Alkady Walaa, ElBahnasy Khaled, Leiva Víctor, Gad Walaa
Department of Bioinformatics, Faculty of Computer and Information Sciences, Ain Shams University, Cairo, Egypt.
Department of Information Systems, Faculty of Computer and Information Sciences, Ain Shams University, Cairo, Egypt.
Chemometr Intell Lab Syst. 2022 May 15;224:104535. doi: 10.1016/j.chemolab.2022.104535. Epub 2022 Mar 15.
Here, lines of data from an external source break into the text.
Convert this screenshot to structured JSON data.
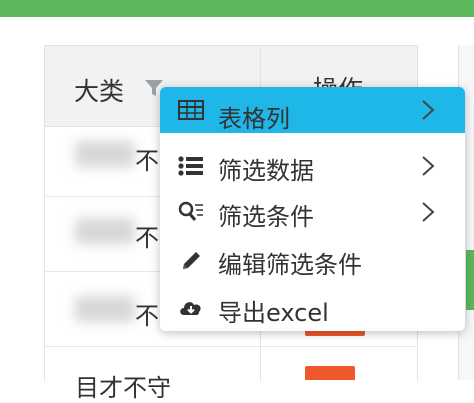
{
  "table": {
    "headers": {
      "category": "大类",
      "action": "操作"
    },
    "rows": [
      {
        "category": "不",
        "visible_char": "不"
      },
      {
        "category": "不",
        "visible_char": "不"
      },
      {
        "category": "不",
        "visible_char": "不"
      },
      {
        "category": "目才不守"
      }
    ]
  },
  "context_menu": {
    "items": [
      {
        "label": "表格列",
        "icon": "table-icon",
        "has_submenu": true,
        "active": true
      },
      {
        "label": "筛选数据",
        "icon": "list-icon",
        "has_submenu": true,
        "active": false
      },
      {
        "label": "筛选条件",
        "icon": "search-filter-icon",
        "has_submenu": true,
        "active": false
      },
      {
        "label": "编辑筛选条件",
        "icon": "pencil-icon",
        "has_submenu": false,
        "active": false
      },
      {
        "label": "导出excel",
        "icon": "cloud-download-icon",
        "has_submenu": false,
        "active": false
      }
    ]
  },
  "colors": {
    "accent": "#1fb6e8",
    "topbar": "#5cb85c",
    "badge": "#f0572b"
  }
}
COVID-19 disease causes serious respiratory illnesses. Therefore, accurate identification of the viral infection cycle plays a key role in designing appropriate vaccines. The risk of this disease depends on proteins that interact with human receptors. In this paper, we formulate a novel model for COVID-19 named "amino acid encoding based prediction" (AAPred). This model is accurate, classifies the various coronavirus types, and distinguishes SARS-CoV-2 from other coronaviruses. With the AAPred model, we reduce the number of features to enhance its performance by selecting the most important ones employing statistical criteria. The protein sequence of SARS-CoV-2 for understanding the viral infection cycle is analyzed. Six machine learning classifiers related to decision trees, k-nearest neighbors, random forest, support vector machine, bagging ensemble, and gradient boosting are used to evaluate the model in terms of accuracy, precision, sensitivity, and specificity. We implement the obtained results computationally and apply them to real data from the National Genomics Data Center. The experimental results report that the AAPred model reduces the features to seven of them. The average accuracy of the 10-fold cross-validation is 98.69%, precision is 98.72%, sensitivity is 96.81%, and specificity is 97.72%. The features are selected utilizing information gain and classified with random forest. The proposed model predicts the type of Coronavirus and reduces the number of extracted features. We identify that SARS-CoV-2 has similar physicochemical characteristics in some regions of SARS-CoV. Also, we report that SARS-CoV-2 has similar infection cycles and sequences in some regions of SARS CoV indicating the affectedness of vaccines on SARS-CoV-2. A comparison with deep learning shows similar results with our method.
新冠病毒病会引发严重的呼吸系统疾病。因此,准确识别病毒感染周期在设计合适的疫苗方面起着关键作用。这种疾病的风险取决于与人类受体相互作用的蛋白质。在本文中,我们构建了一种名为“基于氨基酸编码预测”(AAPred)的新型新冠病毒模型。该模型准确无误,能够对各种冠状病毒类型进行分类,并将严重急性呼吸综合征冠状病毒2(SARS-CoV-2)与其他冠状病毒区分开来。借助AAPred模型,我们通过运用统计标准选择最重要的特征来减少特征数量,以提升其性能。我们对SARS-CoV-2的蛋白质序列进行了分析,以了解病毒感染周期。使用了与决策树、k近邻、随机森林、支持向量机、装袋集成和梯度提升相关的六种机器学习分类器,从准确性、精确性、敏感性和特异性方面对该模型进行评估。我们通过计算实现了所得结果,并将其应用于国家基因组数据中心的真实数据。实验结果表明,AAPred模型将特征减少到了七个。十折交叉验证的平均准确率为98.69%,精确率为98.72%,敏感性为96.81%,特异性为97.72%。这些特征是利用信息增益进行选择的,并使用随机森林进行分类。所提出的模型能够预测冠状病毒的类型并减少提取的特征数量。我们发现SARS-CoV-2在严重急性呼吸综合征冠状病毒(SARS-CoV)的某些区域具有相似的物理化学特征。此外,我们报告称SARS-CoV-2在SARS-CoV的某些区域具有相似的感染周期和序列,这表明疫苗对SARS-CoV-2有影响。与深度学习的比较显示,我们的方法得到了相似的结果。